Take parents of small children. You have told your child many times to pick up his toys, or to wipe his hands on a napkin not his shirt, or to please not grab the toy from his younger sister’s hands. You’ve said this many times. So, why is it still happening?
With teenagers, parents have been trying to explain why they shouldn’t do things, or why they should. You are asking your teen to clean her room, or explaining why a specific friend isn’t the best influence. Or maybe you are asking simply that homework is done before TV. You are doing what is best for your child, simply trying to help your child do better in life. So why is she still not listening to you? Why is there argument after argument?
Likely you are getting frustrated at this point. Some parents will start yelling, getting angry or start penalizing now, to make a point. Hoping that this point will be gotten and behavior will change. Does it always work?
Let’s take a young boy who runs through the living room in muddy shoes. The first time it happens, you may sigh, have him look at the mud, explain why he shouldn’t do it, and then go to clean it up. The second time it happens, you are bound to say “Didn’t I tell you not to run through here with your shoes??” get a little frustrated, maybe bang around a bit while you clean up. The third time… well, that is just enough, and your son has to sit in his room for an hour (or whatever the penalty may be).

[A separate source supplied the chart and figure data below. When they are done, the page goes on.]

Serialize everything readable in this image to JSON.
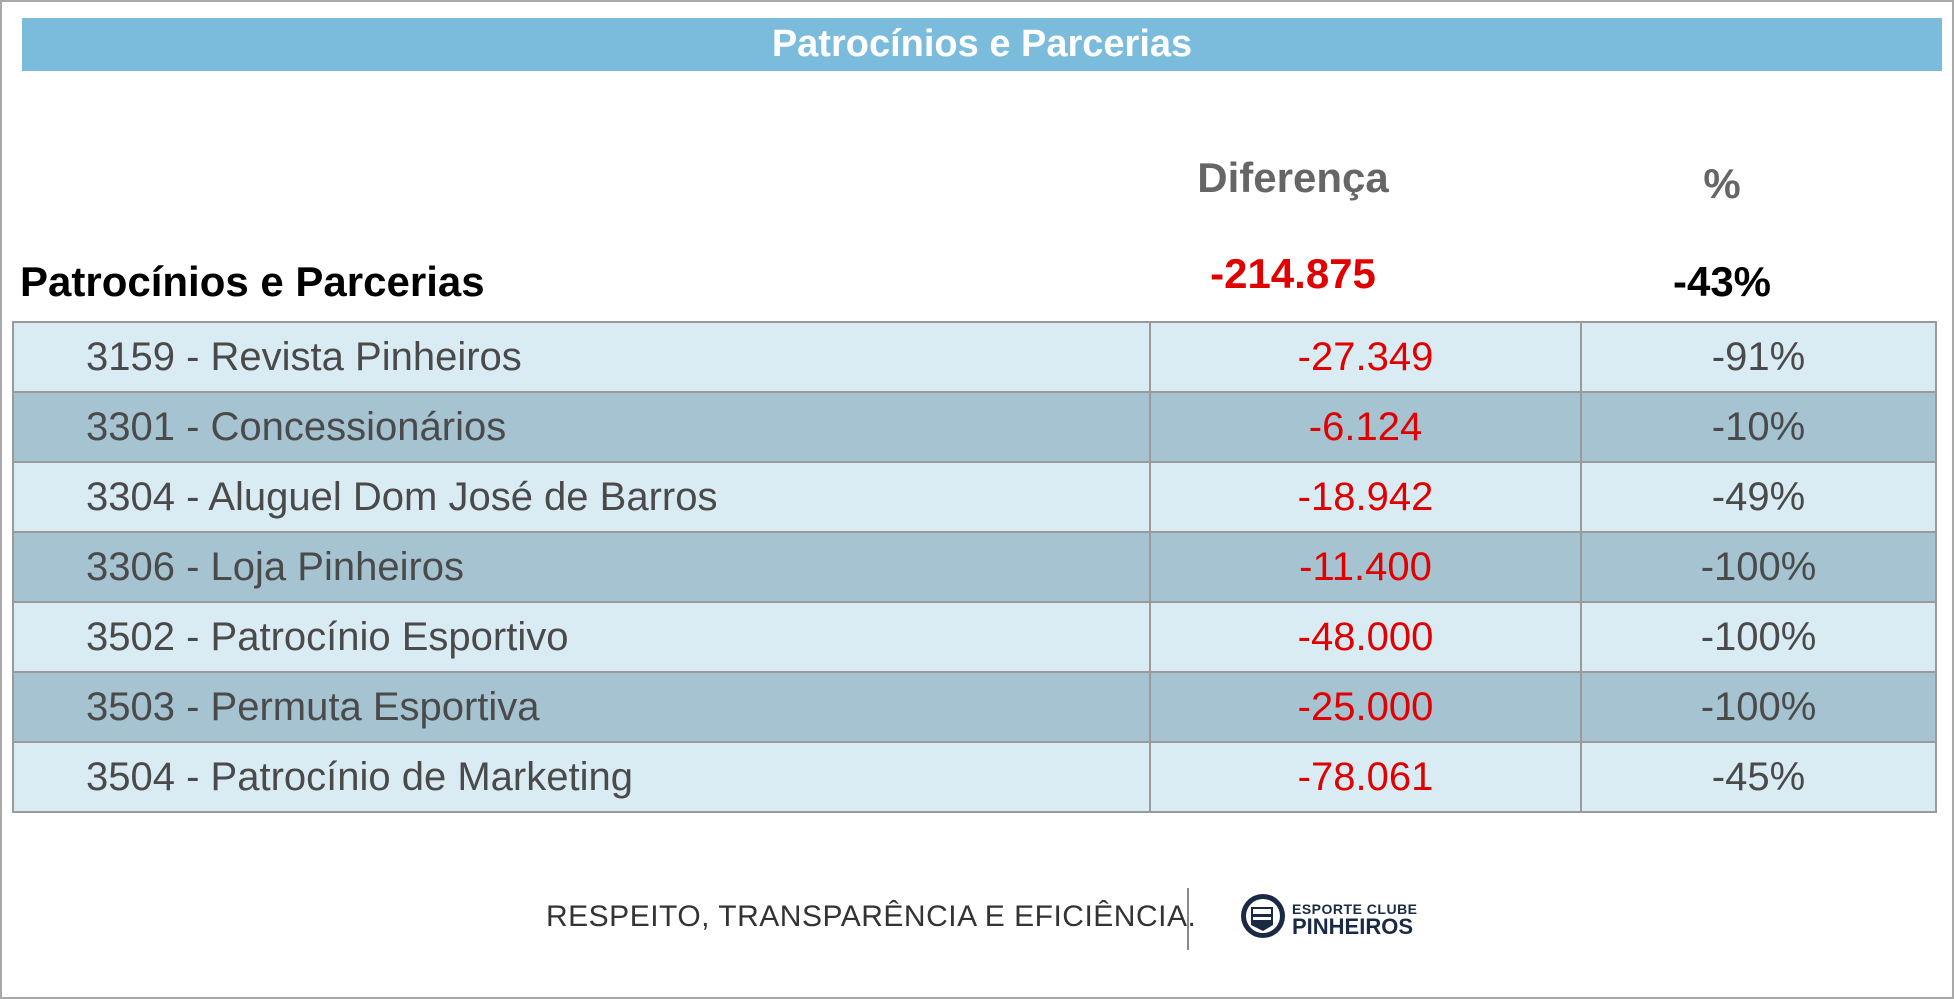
{
  "banner": {
    "title": "Patrocínios e Parcerias"
  },
  "headers": {
    "diff": "Diferença",
    "pct": "%"
  },
  "total": {
    "label": "Patrocínios e Parcerias",
    "diff": "-214.875",
    "pct": "-43%"
  },
  "rows": [
    {
      "name": "3159 - Revista Pinheiros",
      "diff": "-27.349",
      "pct": "-91%"
    },
    {
      "name": "3301 - Concessionários",
      "diff": "-6.124",
      "pct": "-10%"
    },
    {
      "name": "3304 - Aluguel Dom José de Barros",
      "diff": "-18.942",
      "pct": "-49%"
    },
    {
      "name": "3306 - Loja Pinheiros",
      "diff": "-11.400",
      "pct": "-100%"
    },
    {
      "name": "3502 - Patrocínio Esportivo",
      "diff": "-48.000",
      "pct": "-100%"
    },
    {
      "name": "3503 - Permuta Esportiva",
      "diff": "-25.000",
      "pct": "-100%"
    },
    {
      "name": "3504 - Patrocínio de Marketing",
      "diff": "-78.061",
      "pct": "-45%"
    }
  ],
  "footer": {
    "slogan": "RESPEITO, TRANSPARÊNCIA E EFICIÊNCIA.",
    "logo_line1": "ESPORTE CLUBE",
    "logo_line2": "PINHEIROS",
    "logo_icon": "club-crest-icon"
  },
  "colors": {
    "banner": "#7bbcdc",
    "negative": "#e00000",
    "row_light": "#d9ebf3",
    "row_dark": "#a6c3d1"
  }
}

“When an individual attempts to control something and fails to do so, he then experiences an antipathy toward that thing. In other words, he has not been right. He has been wrong. His intention has failed. His intention has, you might say, backfired upon him. Thus as one attempts to control things and then fails to control them, he is likely to drop down Tone Scale about those things.” – LRH, Problems of Work
Okay, so that explains what may happen to a parent during this time. Well, what is the solution? In this same chapter, just a little after the above quote, he says:
“If one really communicates and communicates well to these people – listens to what they have to say and acknowledges what they say and says what he has to say to them, gently enough and often enough so that it is actually received by them – he will regain, to a very marked degree, his ability to associate and coordinate the actions of those people with whom he is immediately surrounded.”– LRH, Problems of Work
So let’s really look at this point. Does it take patience? Absolutely. Does it work? You bet. It has worked every time we have applied it here at Mojave Academy. It has worked for each parent that I have seen through this, as long as they applied it. It worked for me when I raised my kids.
The earlier you start with this, the better. Starting this out with young children is quite easy. They do pick things up fast, and your patience and caring will reflect in the way they treat you. Remember the “listening” part. Ask them why they do what they are doing and listen and understand and acknowledge it. Don’t include a “but” in any acknowledgement. Just simply go over what you need and why and how this helps. Then be willing to go through the cycle again later.
If your child is a teen and the point you want to handle has been ongoing for five years, you can bet that you will be having to use that patience to the extreme, and it won’t likely change as fast as you like. But stick through it. You’ll win and so will they!